A presente reflexão se propõe a uma análise do tema um pouco atípica. Abordará de início a condição humana, para tentar entender o que leva o ser racional a perpetrar atos contrários à boa índole e tão lesivos a uma comunidade difusa de vítimas.

I. A condição humana

A criatura racional é uma entidade complexa. Ninguém pode garantir conhecê-la por inteiro. Há sempre algo a se desvendar. A psicologia procura explicar considerável parcela desse intrincado conjunto de sentimentos, intuições, sensações, desejos e vontades inerentes aos humanos. Para Richard Holloway, “se quisermos alcançar alguma compreensão útil da condição humana, temos de começar pelo reconhecimento de que somos todos subordinados à atração gravitacional de um universo que é indiferente às criaturas que estão sujeitas a seus impulsos sem remorsos. Somos lançados numa existência cujos motivos estamos apenas começando a entender”1

A natureza dos seres racionais não ostenta essência nobre e acolhedora de virtudes. Imbuiu-se a criatura que se considera a primícia dentre as demais, de missão ambiciosa: submeter todos os humanos a uma jornada conducente aos mais elevados desígnios. No discurso edificante produzido pela civilização, “a humanidade vem lutando por espaço para inserir ordem e bondade em sua vida. Inibida pelo cérebro evoluidíssimo, proveniente de uma vida sem constrangimentos, totalmente dominada pelos instintos, a humanidade teve de cavar um doloroso meio-termo para si mesma, trocando, assim, todo o ardor da expressão instintiva pela cortesia do bem social. Esse meio-termo costuma ser definido como ‘civilização’ e é sempre precário, porque a transação desconfortável em que se baseia não é assim tão fácil para todos”2.

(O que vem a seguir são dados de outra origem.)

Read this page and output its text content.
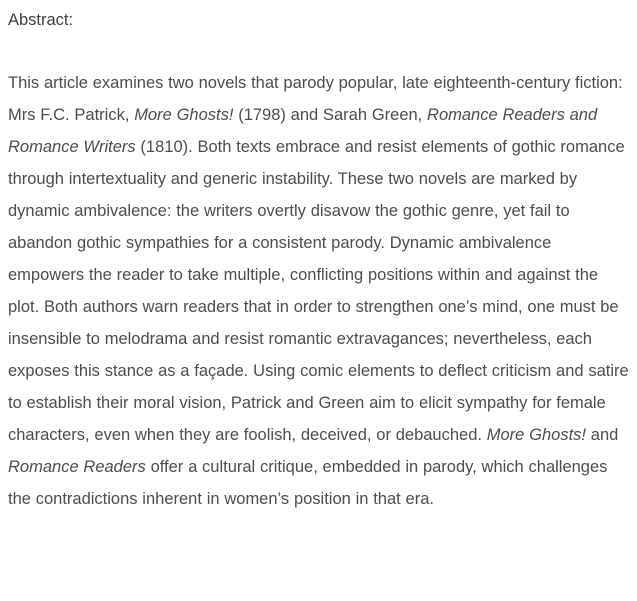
Abstract:

This article examines two novels that parody popular, late eighteenth-century fiction: Mrs F.C. Patrick, More Ghosts! (1798) and Sarah Green, Romance Readers and Romance Writers (1810). Both texts embrace and resist elements of gothic romance through intertextuality and generic instability. These two novels are marked by dynamic ambivalence: the writers overtly disavow the gothic genre, yet fail to abandon gothic sympathies for a consistent parody. Dynamic ambivalence empowers the reader to take multiple, conflicting positions within and against the plot. Both authors warn readers that in order to strengthen one’s mind, one must be insensible to melodrama and resist romantic extravagances; nevertheless, each exposes this stance as a façade. Using comic elements to deflect criticism and satire to establish their moral vision, Patrick and Green aim to elicit sympathy for female characters, even when they are foolish, deceived, or debauched. More Ghosts! and Romance Readers offer a cultural critique, embedded in parody, which challenges the contradictions inherent in women’s position in that era.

O mistério do mal é algo assombroso. Temos experiência pessoal de contato muito próximo com ele. Em contextos favoráveis, de acordo com determinadas circunstâncias, poderíamos penetrar em veredas equivocadas. É manifesto – pois provamos continuamente isso - que “ser humano não é fácil. A consciência e a evidente posse do livre-arbítrio nos inclinam a crer que temos controle sobre a nossa vida, mas os fatos indicam algo bem diferente”3. Há explicações e justificativas consistentes para todos os nossos equívocos?

Neste 2022 em que celebramos o centenário da Semana de Arte Moderna, cabe invocar Mário de Andrade, que se afirmava não ser um, mas trezentos ou trezentos e cinquenta! Somos múltiplos, complexos e paradoxais. Apenas teoricamente comandamos nosso próprio caráter. Sustentamos o domínio do livre arbítrio, porém “grande parte dele é programado por forças sobre as quais jamais tivemos controle algum. Agora, a memória imperscrutável da espécie humana que há dentro de nós, cada um de nós foi lançado em um contexto de vida único e específico, cujos primeiros estágios surtiram efeitos profundos, para o bem ou para o mal, na nossa história subsequente. Também estamos estranhamente sujeitos à atração gravitacional do rebanho humano”4.

Quem terá coragem de negar que esse “efeito rebanho” não se faz presente em alguns corruptos e corruptores? “Se todo o mundo faz, por que não eu?”. O afã de empolgar bens da vida considerados essenciais ao investimento na felicidade pessoal leva muitos a se desinibirem na busca da matéria. Como reza a sabedoria popular, “a ocasião faz o ladrão”. Numa nação de iletrados, os que chegam à gestão da coisa pública se inebriam com a aparente infinitude dos recursos do Erário e enxergam a oportunidade de se locupletarem. É da condição humana a tentativa de tirar proveito daquilo que é “público”. Em países de civilização consolidada, o que é “público” é de todos. No Brasil, o “público” equivale à assertiva: “é de ninguém!”. O ufanismo ainda reinante, a sensação de “berço esplêndido”, de terra dadivosa, “onde se plantando tudo dá”, a imensidão luxuriante de nossa biodiversidade, nossa fortuna mineral, sugere que o desvio de um pouco do patrimônio incomensurável – e que é também, ao menos em parte, “nosso”, – é admissível. Proliferam os ímprobos a lesar os recursos públicos e a conspurcar a ética cidadã.            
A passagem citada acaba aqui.